Muitos pesquisadores ofereceram, nos últimos anos, outras possibilidades de interpretação. Poderíamos, por exemplo, compreender o uso do verbo ‘ser’ no poema como ‘ser o caso’, indicando que há uma verdade a ser descoberta ou conhecida, que seria o sentido veritativo do verbo ser. Essa interpretação, inclusive, está alinhada com a temática essência/aparência presente em muitos textos pré-socráticos. Outra opção seria o sentido predicativo, que nos levaria a considerar um argumento metafísico que indica os elementos constituintes das coisas:
“O que é, nesse sentido, é o que é metafisicamente básico, o ponto de partida em uma explicação. Quando oferecemos uma explicação, dizendo que tal e tal é a natureza fundamental de X, ou que X é realmente Y, nós estamos usando o ‘é’ da explicação fundamental de Parmênides” (CURD, 2006, p. 38, tradução nossa)

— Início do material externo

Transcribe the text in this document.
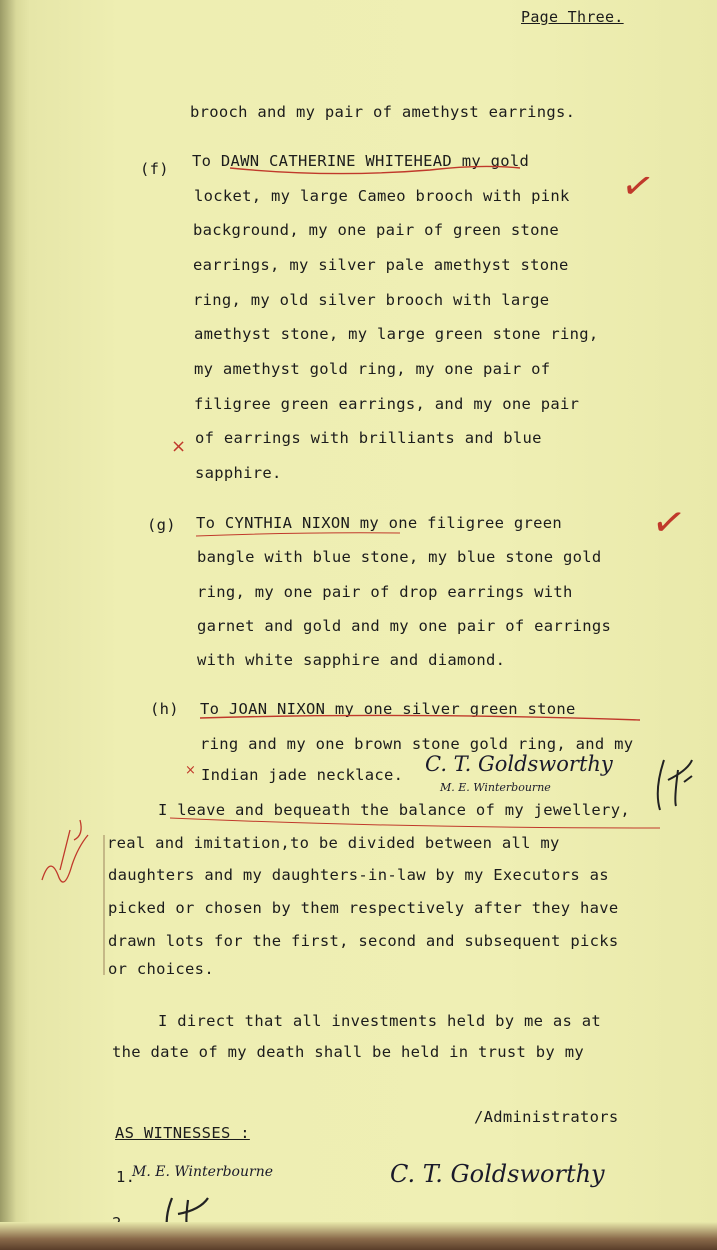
Page Three.
brooch and my pair of amethyst earrings.
(f) To DAWN CATHERINE WHITEHEAD my gold
locket, my large Cameo brooch with pink
background, my one pair of green stone
earrings, my silver pale amethyst stone
ring, my old silver brooch with large
amethyst stone, my large green stone ring,
my amethyst gold ring, my one pair of
filigree green earrings, and my one pair
of earrings with brilliants and blue
sapphire.
(g) To CYNTHIA NIXON my one filigree green
bangle with blue stone, my blue stone gold
ring, my one pair of drop earrings with
garnet and gold and my one pair of earrings
with white sapphire and diamond.
(h) To JOAN NIXON my one silver green stone
ring and my one brown stone gold ring, and my
Indian jade necklace.
I leave and bequeath the balance of my jewellery,
real and imitation,to be divided between all my
daughters and my daughters-in-law by my Executors as
picked or chosen by them respectively after they have
drawn lots for the first, second and subsequent picks
or choices.
I direct that all investments held by me as at
the date of my death shall be held in trust by my
/Administrators
AS WITNESSES :
1.
C. T. Goldsworthy
M. E. Winterbourne
M. E. Winterbourne	C. T. Goldsworthy
✓
✓
×
×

Críticas feitas por outros pré-socráticos e comentários posteriores a Platão indicam a relevância desse filósofo para a época. Ainda hoje o poema continua sendo estudado por conter formulações que favoreceram a formulação da lógica e por evidenciar uma investigação ontológica.

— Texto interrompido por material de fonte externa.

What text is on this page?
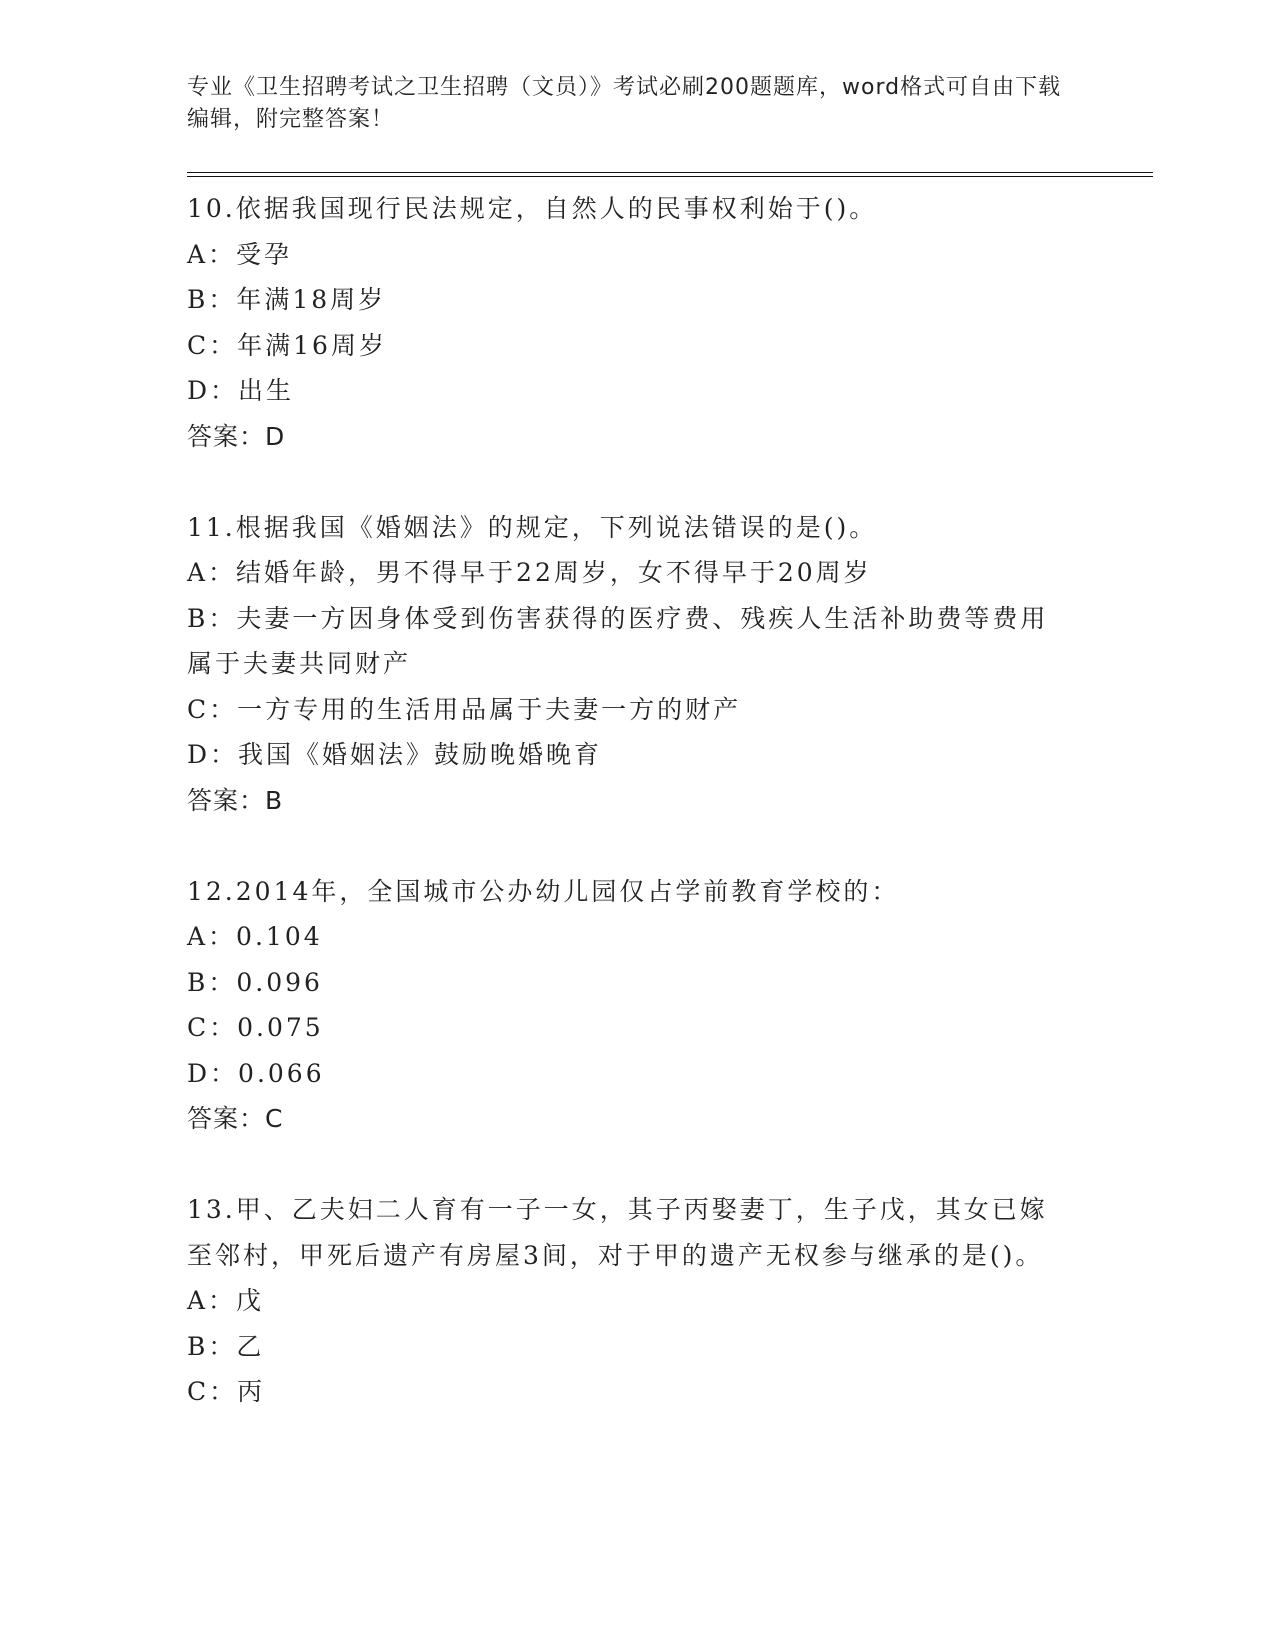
专业《卫生招聘考试之卫生招聘（文员）》考试必刷200题题库，word格式可自由下载编辑，附完整答案！

10.依据我国现行民法规定，自然人的民事权利始于()。

A：受孕

B：年满18周岁

C：年满16周岁

D：出生

答案：D

11.根据我国《婚姻法》的规定，下列说法错误的是()。

A：结婚年龄，男不得早于22周岁，女不得早于20周岁

B：夫妻一方因身体受到伤害获得的医疗费、残疾人生活补助费等费用属于夫妻共同财产

C：一方专用的生活用品属于夫妻一方的财产

D：我国《婚姻法》鼓励晚婚晚育

答案：B

12.2014年，全国城市公办幼儿园仅占学前教育学校的：

A：0.104

B：0.096

C：0.075

D：0.066

答案：C

13.甲、乙夫妇二人育有一子一女，其子丙娶妻丁，生子戊，其女已嫁至邻村，甲死后遗产有房屋3间，对于甲的遗产无权参与继承的是()。

A：戊

B：乙

C：丙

Referências bibliográficas:
BORNHEIM, Gerd A. (Org). Os filósofos pré-socráticos. São Paulo: Cultrix, 2005.
CURD, Patricia. Parmenides and after: unity and plurality. In: GILL, Mary Louise; PELLEGRIN, Pierre (Eds.). A Companion to Ancient Philosophy. Oxford: Blackwell Publishing, 2006. p. 34-55 (Blackwell Companions to Philosophy)
DELONG, Jeremy C.. Parmenides of Elea. Internet Encyclopedia of Philosophy. 2016. Disponível em: < https://ift.tt/2A46Eyd>. Acesso em 06 de nov. de 2018.
WILLIAMS, Bernard. The Legacy of Greek Philosophy. In: BURNYEAT, Myles (Ed.). The Sense of the Past: essays in the history of philosophy. Princeton: Princeton University Press, 2006. p. 3-48.